Il premio per la migliore regia va a un altro americano, Benny Safdie che in The Smashing Machine affida a Dwayne Johnson il ruolo di un lottatore di arti marziali miste costretto a fare i conti con il proprio corpo e una turbolenta relazione sentimentale. La migliore sceneggiatura è quella di À pied d’oeuvre scritto dalla regista Valérie Donzelli e da Gilles Marchand, che riflettono sul mondo del lavoro a partire da un aspirante scrittore ridotto in povertà da lavori occasionali e precari, mentre la giovane Luna Wedler è la migliore emergente di quest’anno e con Silent Friend dell’ungherese Ildiko Enyedi, film sull’interconnessione profonda tra esseri umani e mondo vegetale, vince il Premio Marcello Mastroianni.
L’Italia si fa notare anche nella sezione Orizzonti grazie alle interpretazioni di Benedetta Porcaroli, protagonista di Il rapimento di Arabella di Carolina Cavalli, e di Giacomo Covi, nel cast corale di Un anno di scuola di Laura Samani. Il miglior film è En el camino del messicano David Pablos su un giovane vagabondo e ribelle, la migliore regia quella dell’indiana Anuparna Roy per Songs of Forgotten Tree, su due giovani amiche in lotta per la sopravvivenza nella giungla urbana di Mumbai. Il Premio Speciale della Giuria va al giapponese Lost Land di Akio Fujimoto, su due bambini alla ricerca della famiglia perduta, e quello per la sceneggiatura a Hiedra dell’ecuadoriana Ana Cristina Barragan, che esplora il rapporto tra una madre e il figlio.

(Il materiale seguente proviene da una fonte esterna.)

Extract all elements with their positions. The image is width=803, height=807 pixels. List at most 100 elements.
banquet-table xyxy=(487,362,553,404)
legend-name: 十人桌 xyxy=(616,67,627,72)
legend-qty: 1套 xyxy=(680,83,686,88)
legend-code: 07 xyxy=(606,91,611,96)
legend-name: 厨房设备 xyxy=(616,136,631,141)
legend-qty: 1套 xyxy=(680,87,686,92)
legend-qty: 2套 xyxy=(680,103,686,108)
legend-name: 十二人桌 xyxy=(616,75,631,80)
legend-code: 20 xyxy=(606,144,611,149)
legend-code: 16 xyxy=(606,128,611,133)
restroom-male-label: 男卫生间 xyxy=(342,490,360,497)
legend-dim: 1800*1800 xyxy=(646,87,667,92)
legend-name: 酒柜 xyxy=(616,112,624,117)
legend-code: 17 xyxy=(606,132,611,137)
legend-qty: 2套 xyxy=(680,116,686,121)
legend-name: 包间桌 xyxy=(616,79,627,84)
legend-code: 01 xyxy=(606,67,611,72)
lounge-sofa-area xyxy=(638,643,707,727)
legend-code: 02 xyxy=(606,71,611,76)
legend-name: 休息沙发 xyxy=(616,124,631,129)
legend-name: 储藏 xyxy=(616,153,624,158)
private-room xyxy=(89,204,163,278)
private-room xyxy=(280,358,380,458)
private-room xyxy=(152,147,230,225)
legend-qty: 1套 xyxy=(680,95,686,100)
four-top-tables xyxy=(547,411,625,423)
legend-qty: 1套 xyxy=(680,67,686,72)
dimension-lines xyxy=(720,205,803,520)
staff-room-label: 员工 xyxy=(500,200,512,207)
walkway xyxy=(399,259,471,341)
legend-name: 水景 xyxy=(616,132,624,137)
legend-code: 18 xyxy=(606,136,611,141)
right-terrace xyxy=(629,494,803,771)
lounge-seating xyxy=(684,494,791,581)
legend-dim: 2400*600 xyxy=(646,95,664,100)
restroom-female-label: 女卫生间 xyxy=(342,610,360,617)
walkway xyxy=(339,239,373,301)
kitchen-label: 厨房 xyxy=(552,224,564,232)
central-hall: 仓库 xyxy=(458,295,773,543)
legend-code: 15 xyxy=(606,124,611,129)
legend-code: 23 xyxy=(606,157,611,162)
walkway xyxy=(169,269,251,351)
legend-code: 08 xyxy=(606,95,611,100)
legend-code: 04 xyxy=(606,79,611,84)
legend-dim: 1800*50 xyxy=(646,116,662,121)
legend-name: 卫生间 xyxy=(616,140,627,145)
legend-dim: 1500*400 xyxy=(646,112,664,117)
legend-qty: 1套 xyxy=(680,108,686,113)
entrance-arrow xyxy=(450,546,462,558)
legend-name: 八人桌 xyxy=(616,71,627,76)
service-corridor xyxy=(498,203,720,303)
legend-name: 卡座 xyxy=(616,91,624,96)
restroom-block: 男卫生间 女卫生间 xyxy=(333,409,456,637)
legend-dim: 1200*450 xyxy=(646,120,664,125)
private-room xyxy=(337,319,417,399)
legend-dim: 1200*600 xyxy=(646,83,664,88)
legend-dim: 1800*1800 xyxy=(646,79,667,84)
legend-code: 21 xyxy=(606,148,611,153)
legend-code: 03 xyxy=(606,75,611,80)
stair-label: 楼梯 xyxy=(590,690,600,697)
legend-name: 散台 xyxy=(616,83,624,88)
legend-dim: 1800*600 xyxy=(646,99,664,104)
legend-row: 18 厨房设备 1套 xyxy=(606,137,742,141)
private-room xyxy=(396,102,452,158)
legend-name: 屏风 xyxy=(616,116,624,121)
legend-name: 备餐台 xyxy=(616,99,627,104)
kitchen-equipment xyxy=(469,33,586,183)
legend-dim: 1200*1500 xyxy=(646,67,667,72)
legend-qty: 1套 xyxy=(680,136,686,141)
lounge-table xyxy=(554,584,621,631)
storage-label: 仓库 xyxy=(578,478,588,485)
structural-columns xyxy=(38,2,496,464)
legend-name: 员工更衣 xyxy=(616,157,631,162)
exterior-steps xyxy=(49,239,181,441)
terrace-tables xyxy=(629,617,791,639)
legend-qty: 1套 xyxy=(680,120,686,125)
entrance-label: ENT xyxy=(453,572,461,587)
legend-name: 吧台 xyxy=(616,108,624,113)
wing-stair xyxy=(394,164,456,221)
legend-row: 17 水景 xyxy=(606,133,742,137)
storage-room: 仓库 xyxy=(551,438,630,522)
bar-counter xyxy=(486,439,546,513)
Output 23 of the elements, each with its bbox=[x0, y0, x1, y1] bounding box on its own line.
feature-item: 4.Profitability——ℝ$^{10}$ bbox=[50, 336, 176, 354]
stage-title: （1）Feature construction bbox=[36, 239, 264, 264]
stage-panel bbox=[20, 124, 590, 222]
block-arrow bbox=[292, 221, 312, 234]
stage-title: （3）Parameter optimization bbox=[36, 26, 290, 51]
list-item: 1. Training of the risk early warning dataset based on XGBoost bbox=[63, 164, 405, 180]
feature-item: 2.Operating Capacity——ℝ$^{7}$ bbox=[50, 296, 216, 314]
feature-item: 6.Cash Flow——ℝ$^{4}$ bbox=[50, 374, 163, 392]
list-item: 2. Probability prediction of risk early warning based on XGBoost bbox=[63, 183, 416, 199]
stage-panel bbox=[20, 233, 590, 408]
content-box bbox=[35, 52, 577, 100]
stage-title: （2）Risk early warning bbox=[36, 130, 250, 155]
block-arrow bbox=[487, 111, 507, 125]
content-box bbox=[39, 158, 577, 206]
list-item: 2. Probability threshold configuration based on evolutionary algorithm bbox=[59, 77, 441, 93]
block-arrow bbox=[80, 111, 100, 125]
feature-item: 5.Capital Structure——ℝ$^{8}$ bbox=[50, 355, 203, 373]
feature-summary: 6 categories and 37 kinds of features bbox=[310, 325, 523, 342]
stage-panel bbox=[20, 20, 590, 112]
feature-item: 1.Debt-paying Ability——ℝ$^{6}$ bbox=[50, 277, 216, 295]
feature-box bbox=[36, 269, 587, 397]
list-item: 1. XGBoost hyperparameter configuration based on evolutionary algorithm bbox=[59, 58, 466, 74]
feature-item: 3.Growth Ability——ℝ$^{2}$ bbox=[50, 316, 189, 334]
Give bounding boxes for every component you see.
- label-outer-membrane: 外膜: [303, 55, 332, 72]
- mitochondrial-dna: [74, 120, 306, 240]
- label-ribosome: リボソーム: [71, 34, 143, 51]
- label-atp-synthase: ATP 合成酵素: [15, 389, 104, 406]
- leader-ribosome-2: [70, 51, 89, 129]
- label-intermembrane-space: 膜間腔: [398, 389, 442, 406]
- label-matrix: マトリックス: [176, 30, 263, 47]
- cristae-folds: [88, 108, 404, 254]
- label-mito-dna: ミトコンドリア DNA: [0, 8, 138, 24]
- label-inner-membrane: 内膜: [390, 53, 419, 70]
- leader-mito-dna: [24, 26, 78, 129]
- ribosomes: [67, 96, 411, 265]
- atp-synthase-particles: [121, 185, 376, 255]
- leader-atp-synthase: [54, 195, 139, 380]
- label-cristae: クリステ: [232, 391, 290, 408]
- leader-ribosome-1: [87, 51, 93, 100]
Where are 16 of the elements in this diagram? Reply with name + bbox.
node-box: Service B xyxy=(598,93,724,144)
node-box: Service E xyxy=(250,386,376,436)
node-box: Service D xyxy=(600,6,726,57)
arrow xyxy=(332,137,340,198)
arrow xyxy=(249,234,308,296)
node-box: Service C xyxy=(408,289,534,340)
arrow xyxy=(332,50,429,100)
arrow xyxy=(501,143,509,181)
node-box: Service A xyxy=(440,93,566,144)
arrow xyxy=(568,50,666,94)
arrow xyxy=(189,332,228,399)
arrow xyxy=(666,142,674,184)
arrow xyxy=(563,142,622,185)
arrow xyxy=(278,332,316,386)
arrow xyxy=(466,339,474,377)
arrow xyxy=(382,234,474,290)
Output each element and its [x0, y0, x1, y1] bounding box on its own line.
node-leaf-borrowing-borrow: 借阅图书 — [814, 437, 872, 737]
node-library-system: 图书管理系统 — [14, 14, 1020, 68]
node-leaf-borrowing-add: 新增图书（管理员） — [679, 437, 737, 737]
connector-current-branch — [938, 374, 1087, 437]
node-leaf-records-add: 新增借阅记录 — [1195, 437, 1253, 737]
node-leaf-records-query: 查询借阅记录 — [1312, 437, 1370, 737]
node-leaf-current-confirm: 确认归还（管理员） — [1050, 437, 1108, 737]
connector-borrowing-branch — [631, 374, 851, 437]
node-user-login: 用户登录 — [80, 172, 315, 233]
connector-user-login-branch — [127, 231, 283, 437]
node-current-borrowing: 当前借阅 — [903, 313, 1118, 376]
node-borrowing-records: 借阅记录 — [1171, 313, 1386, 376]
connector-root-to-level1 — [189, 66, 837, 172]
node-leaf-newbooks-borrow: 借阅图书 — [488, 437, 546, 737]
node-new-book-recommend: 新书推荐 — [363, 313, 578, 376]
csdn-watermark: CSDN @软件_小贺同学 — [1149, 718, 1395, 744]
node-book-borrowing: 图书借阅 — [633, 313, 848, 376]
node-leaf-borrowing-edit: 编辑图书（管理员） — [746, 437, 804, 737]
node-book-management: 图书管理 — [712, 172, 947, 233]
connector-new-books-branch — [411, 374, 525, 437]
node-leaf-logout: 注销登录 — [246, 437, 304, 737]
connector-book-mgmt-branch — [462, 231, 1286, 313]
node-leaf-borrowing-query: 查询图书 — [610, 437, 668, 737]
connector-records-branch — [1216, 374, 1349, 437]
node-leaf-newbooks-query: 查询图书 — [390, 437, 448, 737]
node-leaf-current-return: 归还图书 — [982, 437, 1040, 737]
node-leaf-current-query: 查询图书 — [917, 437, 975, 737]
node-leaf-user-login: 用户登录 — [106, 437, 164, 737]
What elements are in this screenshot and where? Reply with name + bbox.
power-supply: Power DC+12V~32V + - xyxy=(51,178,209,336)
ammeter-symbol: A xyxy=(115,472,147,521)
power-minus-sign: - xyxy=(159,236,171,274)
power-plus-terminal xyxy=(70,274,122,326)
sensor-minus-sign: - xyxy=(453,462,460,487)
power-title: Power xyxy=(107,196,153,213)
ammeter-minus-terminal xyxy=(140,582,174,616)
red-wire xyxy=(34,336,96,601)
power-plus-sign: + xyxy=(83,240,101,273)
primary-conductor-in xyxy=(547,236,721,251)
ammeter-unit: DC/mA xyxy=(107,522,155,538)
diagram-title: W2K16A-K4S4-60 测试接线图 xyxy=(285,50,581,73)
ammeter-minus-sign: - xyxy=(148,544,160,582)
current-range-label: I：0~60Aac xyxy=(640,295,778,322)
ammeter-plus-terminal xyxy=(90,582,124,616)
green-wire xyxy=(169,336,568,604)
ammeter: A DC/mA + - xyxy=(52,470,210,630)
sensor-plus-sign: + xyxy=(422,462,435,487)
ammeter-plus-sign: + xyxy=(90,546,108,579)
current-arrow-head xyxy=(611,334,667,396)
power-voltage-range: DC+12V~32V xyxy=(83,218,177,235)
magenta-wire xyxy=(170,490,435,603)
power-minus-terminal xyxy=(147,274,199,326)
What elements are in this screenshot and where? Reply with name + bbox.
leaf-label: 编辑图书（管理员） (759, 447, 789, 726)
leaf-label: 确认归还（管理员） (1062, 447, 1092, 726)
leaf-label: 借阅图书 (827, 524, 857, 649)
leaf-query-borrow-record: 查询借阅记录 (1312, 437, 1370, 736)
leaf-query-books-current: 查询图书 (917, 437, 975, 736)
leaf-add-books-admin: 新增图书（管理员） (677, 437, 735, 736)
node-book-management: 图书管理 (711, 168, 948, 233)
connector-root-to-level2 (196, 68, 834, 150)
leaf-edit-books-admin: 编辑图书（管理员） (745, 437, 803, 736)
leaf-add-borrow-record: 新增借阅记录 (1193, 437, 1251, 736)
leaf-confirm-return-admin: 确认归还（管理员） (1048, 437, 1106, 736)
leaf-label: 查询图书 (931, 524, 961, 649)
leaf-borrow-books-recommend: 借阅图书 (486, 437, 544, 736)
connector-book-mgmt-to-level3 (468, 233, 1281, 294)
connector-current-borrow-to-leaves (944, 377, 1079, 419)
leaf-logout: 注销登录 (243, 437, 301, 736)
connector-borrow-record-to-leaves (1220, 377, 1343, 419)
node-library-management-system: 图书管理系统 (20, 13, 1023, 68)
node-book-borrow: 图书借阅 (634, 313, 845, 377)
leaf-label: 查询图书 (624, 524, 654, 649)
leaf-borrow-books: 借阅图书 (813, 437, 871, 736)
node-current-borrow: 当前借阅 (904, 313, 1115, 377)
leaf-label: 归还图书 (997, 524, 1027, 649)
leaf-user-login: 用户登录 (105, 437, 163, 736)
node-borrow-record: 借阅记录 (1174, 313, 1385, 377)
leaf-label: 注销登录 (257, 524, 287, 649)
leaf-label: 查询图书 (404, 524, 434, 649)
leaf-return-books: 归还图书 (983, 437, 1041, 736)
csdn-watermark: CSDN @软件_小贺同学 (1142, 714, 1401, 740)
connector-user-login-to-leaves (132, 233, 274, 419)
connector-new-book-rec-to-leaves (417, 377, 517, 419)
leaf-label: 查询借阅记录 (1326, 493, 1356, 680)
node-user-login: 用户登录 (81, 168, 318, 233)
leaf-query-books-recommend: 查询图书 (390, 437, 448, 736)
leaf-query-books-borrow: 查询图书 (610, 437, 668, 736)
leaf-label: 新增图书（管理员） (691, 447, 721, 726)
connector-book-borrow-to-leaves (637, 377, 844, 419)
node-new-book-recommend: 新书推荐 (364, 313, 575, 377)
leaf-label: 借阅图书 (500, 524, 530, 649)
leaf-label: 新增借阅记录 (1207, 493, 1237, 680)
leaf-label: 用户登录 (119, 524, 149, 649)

Arriva dalle Giornate degli Autori invece la migliore opera prima, Short Summer di Nastia Korkia, che mostra come la guerra e la paura si insinuino silenziosamente nella vita quotidiana di una bambina mentre il premio del pubblico della sezione Spotlight va a Calle Málaga di Maryam Touzani su una donna che sfrattata dalla sua dal figlio cerca di riappropriarsi di quelle mure dove ha vissuto per decenni.